5) Update AAS Firewall
In this step we will update the firewall settings of AAS to allow ADF to process the tabular model. This is done via a Rest API call of the Update method within a Web activity. This is exactly the same URL as step 3. Copy it

Add an other Web activity to the pipeline and connect it to the last activity (see screenshot).
  • Give the activity a descriptive name
  • Add the web address from step 3 as URL on the Settings tab
  • Next select PATCH as method (instead of GET like in step 3)
  • Click on + New after Headers to add a new header
    • Use Content-type as Name
    • Use application/json as Value
  • As body we will use the NewFirewallSettings from the previous step:
    @activity('IpV4FirewallSettings Message').output.firstRow.NewFirewallSettings
  • Under Advanced set Authentication to MSI
  • Set Resource to https://management.azure.com/
Update AAS Firewall
























6) Process AAS model
Finally we can do the actual processing of the tabular model. Since we all ready described this in detail in a previous post you have to take a little trip to that post. Make sure to connect the new Web activity to the last activity in the pipeline (see screenshot).
Process AAS tabular model




















7) Update AAS Firewall
The last step is to restore the firewall settings so this ADF server will no longer have access to your AAS. The steps are almost identical to step 5 with two differences. Copy and paste that Web activity and connect it to the process activity, but then change the green Success line to a blue completion line.

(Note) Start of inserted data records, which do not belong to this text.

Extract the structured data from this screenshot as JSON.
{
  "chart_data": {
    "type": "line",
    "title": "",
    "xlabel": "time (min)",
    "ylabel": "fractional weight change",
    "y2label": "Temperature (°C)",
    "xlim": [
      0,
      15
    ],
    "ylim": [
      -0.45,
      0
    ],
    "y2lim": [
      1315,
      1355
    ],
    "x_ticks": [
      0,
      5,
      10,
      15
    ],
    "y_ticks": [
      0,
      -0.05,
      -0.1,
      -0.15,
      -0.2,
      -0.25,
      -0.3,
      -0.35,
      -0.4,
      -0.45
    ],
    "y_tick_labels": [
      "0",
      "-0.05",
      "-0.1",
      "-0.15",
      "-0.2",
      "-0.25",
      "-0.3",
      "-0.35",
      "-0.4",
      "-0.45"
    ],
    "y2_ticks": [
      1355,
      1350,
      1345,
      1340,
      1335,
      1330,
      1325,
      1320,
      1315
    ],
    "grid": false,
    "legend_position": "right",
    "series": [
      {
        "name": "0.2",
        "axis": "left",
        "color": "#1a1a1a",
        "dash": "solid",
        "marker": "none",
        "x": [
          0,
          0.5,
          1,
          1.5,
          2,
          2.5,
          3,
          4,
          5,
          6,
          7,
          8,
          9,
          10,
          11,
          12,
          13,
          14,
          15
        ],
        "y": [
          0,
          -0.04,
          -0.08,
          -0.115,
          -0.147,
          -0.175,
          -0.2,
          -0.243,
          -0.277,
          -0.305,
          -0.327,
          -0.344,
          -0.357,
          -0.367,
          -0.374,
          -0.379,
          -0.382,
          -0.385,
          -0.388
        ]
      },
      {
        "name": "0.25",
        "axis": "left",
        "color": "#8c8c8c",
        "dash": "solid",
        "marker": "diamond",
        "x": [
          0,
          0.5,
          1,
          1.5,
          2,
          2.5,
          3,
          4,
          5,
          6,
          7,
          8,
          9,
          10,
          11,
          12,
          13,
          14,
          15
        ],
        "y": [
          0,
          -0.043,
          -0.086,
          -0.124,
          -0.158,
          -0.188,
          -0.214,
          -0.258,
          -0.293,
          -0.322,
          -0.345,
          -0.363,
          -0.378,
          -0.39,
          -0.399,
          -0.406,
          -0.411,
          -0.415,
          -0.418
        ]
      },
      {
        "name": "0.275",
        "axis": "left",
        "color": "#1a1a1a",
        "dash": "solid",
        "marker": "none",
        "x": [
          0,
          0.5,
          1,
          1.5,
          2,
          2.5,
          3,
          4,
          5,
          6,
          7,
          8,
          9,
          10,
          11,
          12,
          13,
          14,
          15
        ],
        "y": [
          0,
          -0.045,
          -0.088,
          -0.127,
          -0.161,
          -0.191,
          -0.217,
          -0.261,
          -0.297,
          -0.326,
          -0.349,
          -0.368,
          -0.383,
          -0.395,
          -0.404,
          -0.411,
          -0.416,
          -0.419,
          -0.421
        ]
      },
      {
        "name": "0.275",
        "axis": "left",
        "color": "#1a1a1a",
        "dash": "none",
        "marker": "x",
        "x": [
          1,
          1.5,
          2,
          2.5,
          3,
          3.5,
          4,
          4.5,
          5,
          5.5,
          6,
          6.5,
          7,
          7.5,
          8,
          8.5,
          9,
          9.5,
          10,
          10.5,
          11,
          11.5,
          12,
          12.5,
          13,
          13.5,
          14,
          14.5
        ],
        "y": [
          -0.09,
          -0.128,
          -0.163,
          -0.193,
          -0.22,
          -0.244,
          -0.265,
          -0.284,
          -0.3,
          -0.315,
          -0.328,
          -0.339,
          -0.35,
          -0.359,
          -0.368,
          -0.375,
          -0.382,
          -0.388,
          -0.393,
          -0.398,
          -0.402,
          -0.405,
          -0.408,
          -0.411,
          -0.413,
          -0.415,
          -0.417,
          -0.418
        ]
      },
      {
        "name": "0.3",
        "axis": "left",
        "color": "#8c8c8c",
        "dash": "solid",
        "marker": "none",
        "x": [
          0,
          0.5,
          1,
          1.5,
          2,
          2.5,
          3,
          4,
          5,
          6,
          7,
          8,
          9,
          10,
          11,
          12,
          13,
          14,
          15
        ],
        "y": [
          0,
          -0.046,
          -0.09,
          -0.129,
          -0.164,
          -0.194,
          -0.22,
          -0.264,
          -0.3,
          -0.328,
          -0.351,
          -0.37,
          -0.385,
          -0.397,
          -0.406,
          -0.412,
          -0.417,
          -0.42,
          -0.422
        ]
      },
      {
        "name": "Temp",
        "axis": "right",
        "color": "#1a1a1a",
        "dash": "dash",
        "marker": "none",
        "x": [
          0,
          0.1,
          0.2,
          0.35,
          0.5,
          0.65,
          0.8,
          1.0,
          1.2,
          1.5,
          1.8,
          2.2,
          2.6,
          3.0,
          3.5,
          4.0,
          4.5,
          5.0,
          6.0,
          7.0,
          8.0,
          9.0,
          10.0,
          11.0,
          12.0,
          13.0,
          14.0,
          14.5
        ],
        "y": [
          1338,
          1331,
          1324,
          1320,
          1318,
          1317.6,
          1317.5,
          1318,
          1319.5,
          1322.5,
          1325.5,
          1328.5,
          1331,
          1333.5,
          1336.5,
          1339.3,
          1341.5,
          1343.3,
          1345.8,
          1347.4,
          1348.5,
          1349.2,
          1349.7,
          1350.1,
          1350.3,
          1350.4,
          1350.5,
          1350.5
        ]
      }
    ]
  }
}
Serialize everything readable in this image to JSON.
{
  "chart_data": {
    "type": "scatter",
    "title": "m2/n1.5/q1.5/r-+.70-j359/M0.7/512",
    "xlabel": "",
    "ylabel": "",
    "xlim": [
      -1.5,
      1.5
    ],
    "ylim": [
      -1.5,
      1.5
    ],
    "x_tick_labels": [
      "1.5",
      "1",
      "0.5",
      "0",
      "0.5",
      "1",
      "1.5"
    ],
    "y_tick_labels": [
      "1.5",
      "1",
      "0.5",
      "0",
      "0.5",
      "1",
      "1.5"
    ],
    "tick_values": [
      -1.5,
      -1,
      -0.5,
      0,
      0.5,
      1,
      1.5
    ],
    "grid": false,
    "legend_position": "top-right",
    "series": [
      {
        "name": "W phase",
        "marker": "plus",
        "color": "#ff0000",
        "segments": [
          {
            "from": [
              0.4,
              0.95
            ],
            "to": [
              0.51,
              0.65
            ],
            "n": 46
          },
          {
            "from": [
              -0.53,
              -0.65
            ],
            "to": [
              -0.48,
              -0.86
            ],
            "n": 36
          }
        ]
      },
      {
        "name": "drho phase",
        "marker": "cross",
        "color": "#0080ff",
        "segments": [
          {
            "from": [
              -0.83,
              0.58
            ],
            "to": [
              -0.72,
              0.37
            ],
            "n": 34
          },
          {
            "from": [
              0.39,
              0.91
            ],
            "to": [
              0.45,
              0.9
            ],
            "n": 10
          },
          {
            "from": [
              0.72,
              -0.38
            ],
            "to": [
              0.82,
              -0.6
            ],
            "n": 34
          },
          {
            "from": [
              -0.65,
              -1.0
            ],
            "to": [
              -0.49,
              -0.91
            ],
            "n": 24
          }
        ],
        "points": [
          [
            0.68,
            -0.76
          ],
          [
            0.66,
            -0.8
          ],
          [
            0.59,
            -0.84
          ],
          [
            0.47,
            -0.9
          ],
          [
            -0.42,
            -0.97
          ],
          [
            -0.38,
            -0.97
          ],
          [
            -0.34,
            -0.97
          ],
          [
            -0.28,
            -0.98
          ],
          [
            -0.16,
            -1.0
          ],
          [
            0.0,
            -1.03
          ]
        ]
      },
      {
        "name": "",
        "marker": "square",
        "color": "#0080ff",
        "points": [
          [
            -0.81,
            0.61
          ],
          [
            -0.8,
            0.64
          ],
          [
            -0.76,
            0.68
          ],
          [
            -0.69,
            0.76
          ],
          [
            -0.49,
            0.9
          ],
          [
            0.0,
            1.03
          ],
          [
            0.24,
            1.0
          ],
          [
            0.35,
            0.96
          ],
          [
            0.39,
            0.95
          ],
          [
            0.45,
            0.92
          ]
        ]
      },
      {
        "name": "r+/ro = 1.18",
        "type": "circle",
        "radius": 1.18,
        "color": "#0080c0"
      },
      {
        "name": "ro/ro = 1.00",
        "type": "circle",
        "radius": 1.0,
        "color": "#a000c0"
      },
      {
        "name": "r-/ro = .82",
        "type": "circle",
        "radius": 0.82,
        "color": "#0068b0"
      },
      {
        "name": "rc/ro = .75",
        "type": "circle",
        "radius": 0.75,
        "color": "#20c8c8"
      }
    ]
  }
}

Then it will always restore the firewall settings even if the process fails.
Change the dependency condition between the activities















Next change  is the Body property on the Settings pane. Change it to retrieve the OLD firewall settings:
@activity('IpV4FirewallSettings Message').output.firstRow.OldFirewallSettings
Restore AAS firewall


















Summary
In this post you saw a (experimental) solution to handle the firewall problem: adding the IP address of a shared service/server to your AAS firewall. This is especially necessary when your service doesn't support VNET (like AAS).

There is still a lot of room for improvements. In particular the merge part in step 4. An other concern is that the activities of one pipeline could be executed by multiple ADF servers (each having there own ip address). 

Feel free to experiment with this solution and leave your suggestions for improvements in the comments below. However don't use it in a production environment... or do it at your own risk.

I a feature post we will download the JSON file with Azure IP Address and at those to the firewall.